Professor Brings NASA Expertise To Physics Faculty
Atmospheric Chemistry, Geophysics Are Among Dr. David Lary's Interests
Feb. 1, 2011
His research interests include using remote sensing and computation to study the Earth system, ranging from atmospheric composition and ocean ecosystems to land surface classification. He is about to take delivery of a robotic helicopter equipped with a suite of sensors and cameras that will be used for studies of air quality, agriculture and geophysics.
Lary, is an associate professor in the William B. Hanson Center for Space Sciences at UT Dallas, founding director of the UT Dallas Multi-Scale Integrated Intelligent Interactive Sensing Consortium and a scholar of the Institute for Integrative Health. He is developing a software system that uses autonomy, image processing, large-scale computation and machine learning for a variety of applications, including delivering daily global estimates of the ambient concentration of small airborne particulates known to be environmental triggers for a range of significant health issues.
His studies have highlighted the role of carbon-containing aerosols in the atmosphere.
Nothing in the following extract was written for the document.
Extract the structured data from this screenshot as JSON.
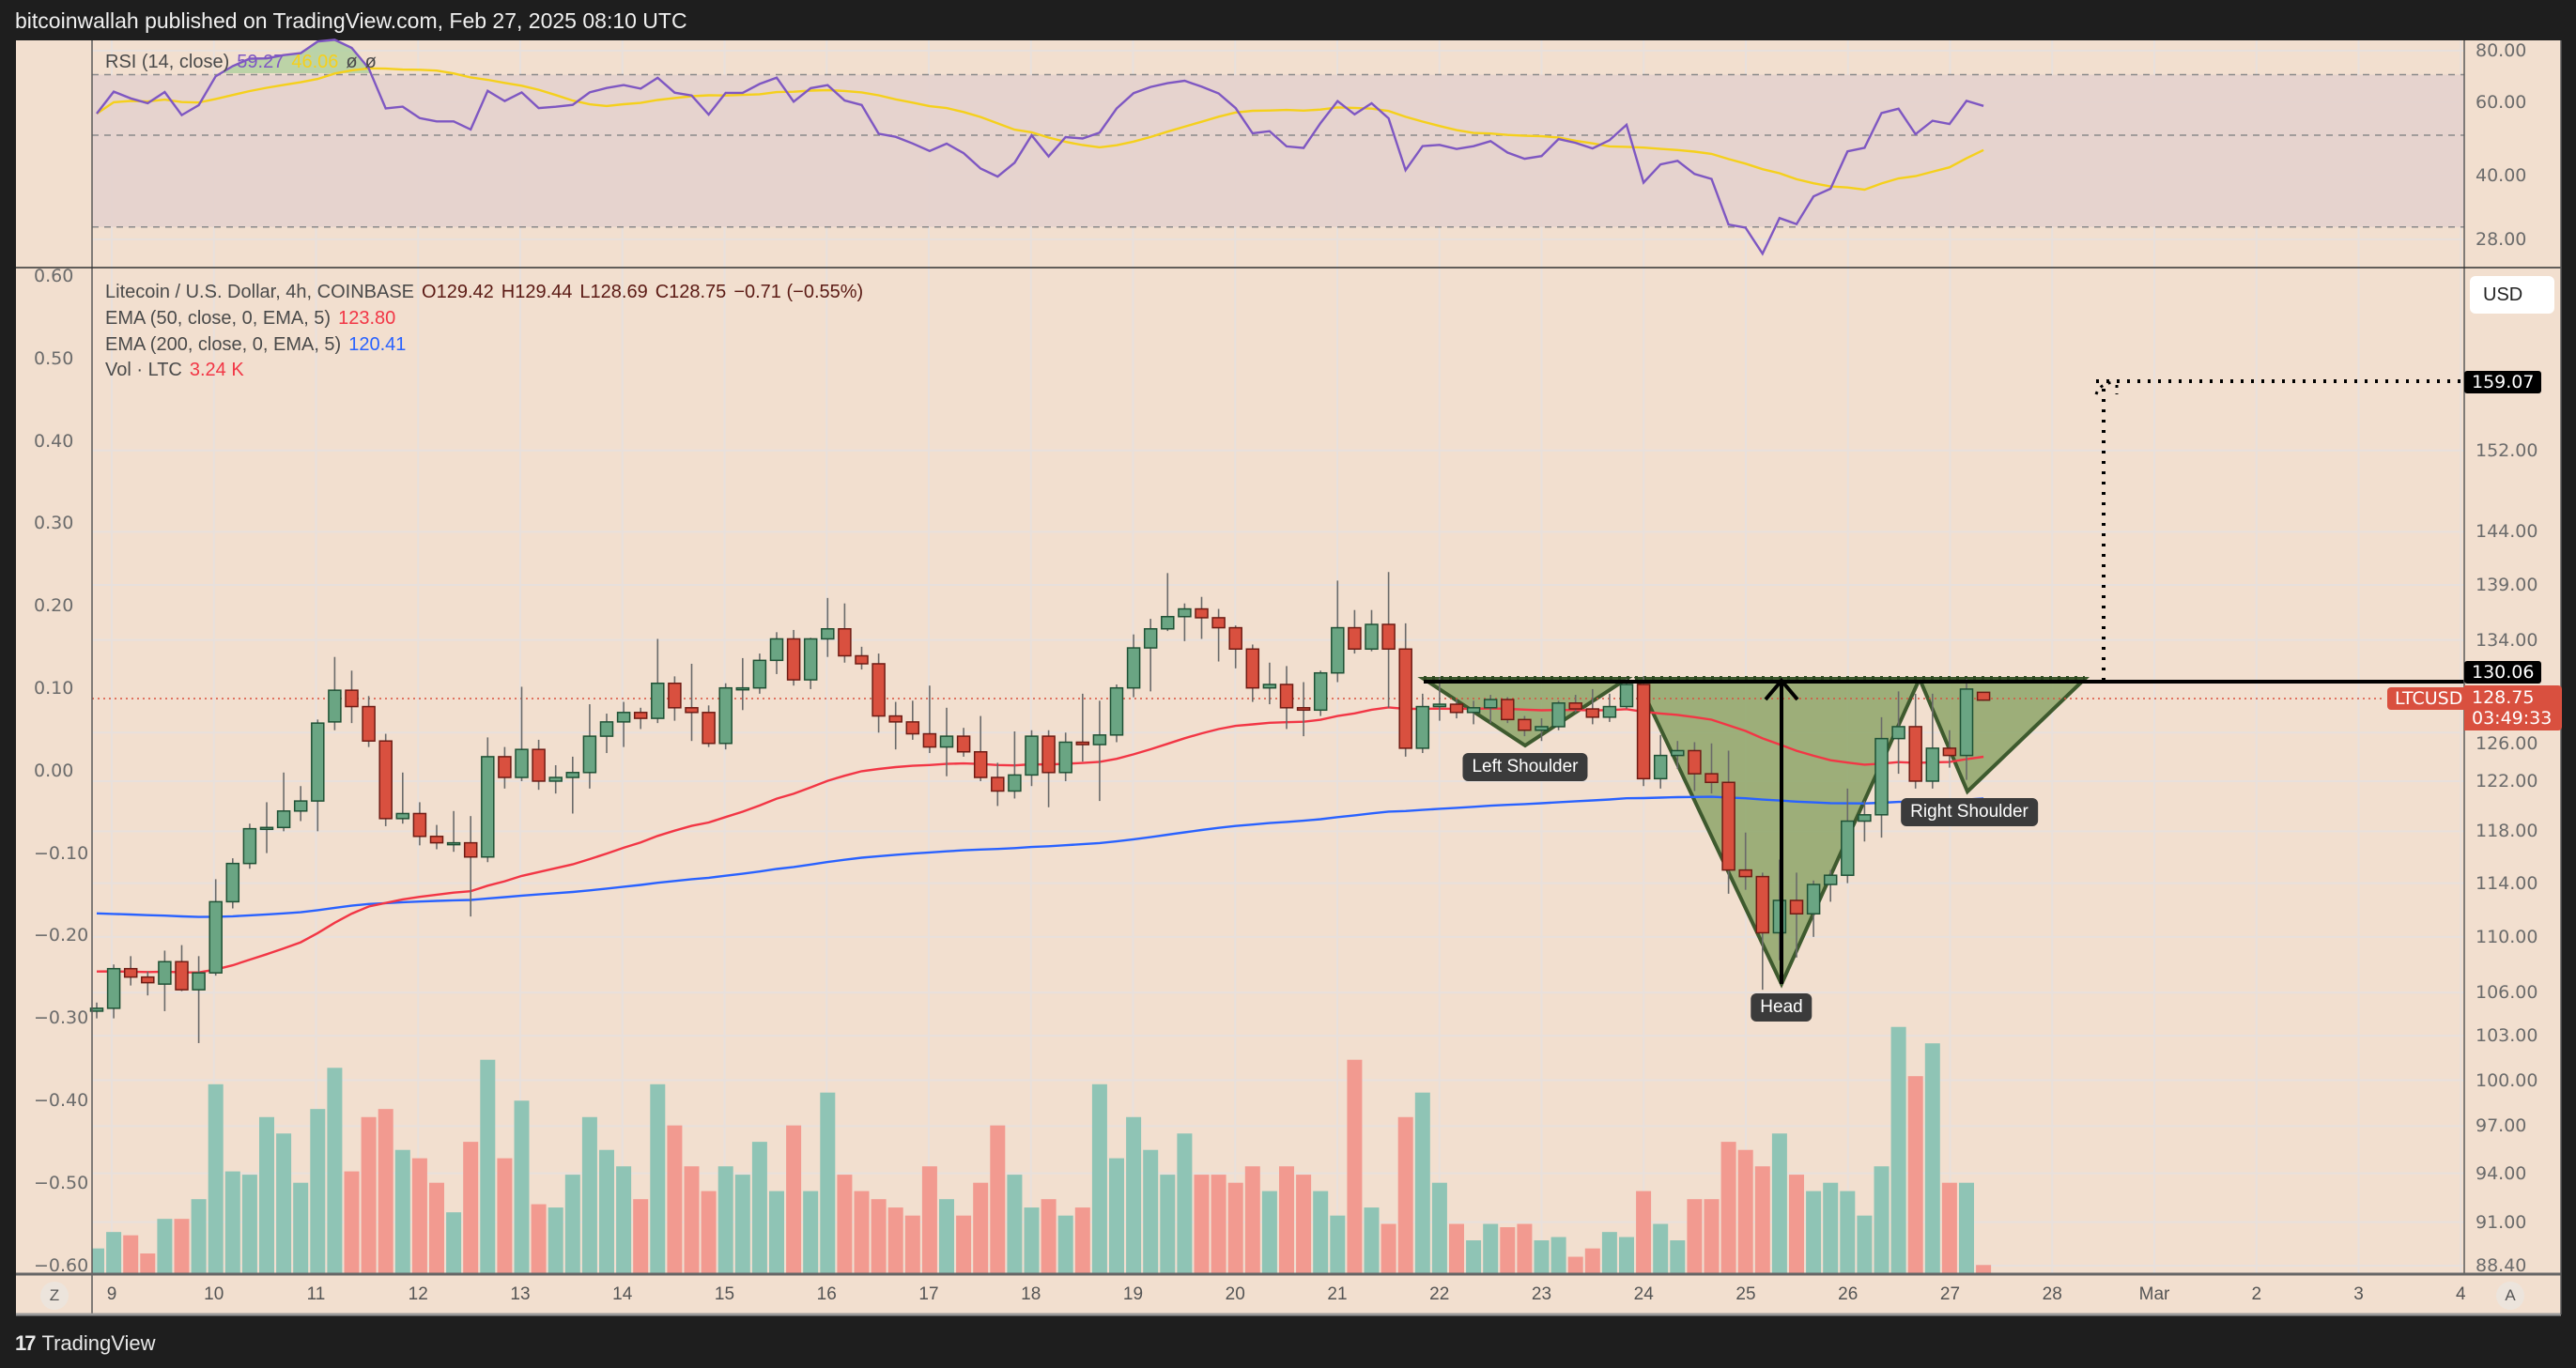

His software system, AutoChem, won five NASA awards and has been used to perform long-term analysis of atmospheric chemistry from multiple satellite observations, including those from the NASA Aura satellite. He is the author of more than 80 academic papers.
Dr. Lary earned his undergraduate degree in physics and chemistry from King’s College London in 1987 and a Ph.D. in atmospheric chemistry from Cambridge in 1991.
From 1996 to 2001 he was a Royal Society Research Fellow at Cambridge University. From 1998 to 2000 he also held a joint appointment at the University of Tel Aviv University as an Alon Fellow and senior lecturer.
Between 2001 and 2010 Dr. Lary worked in various branches at NASA’s Goddard Space Flight Center including the Global Modeling and Assimilation Office, the Atmospheric Chemistry and Dynamics Branch, the Software Integration and Visualization Office and the Goddard Earth Sciences Data and Information Services Center.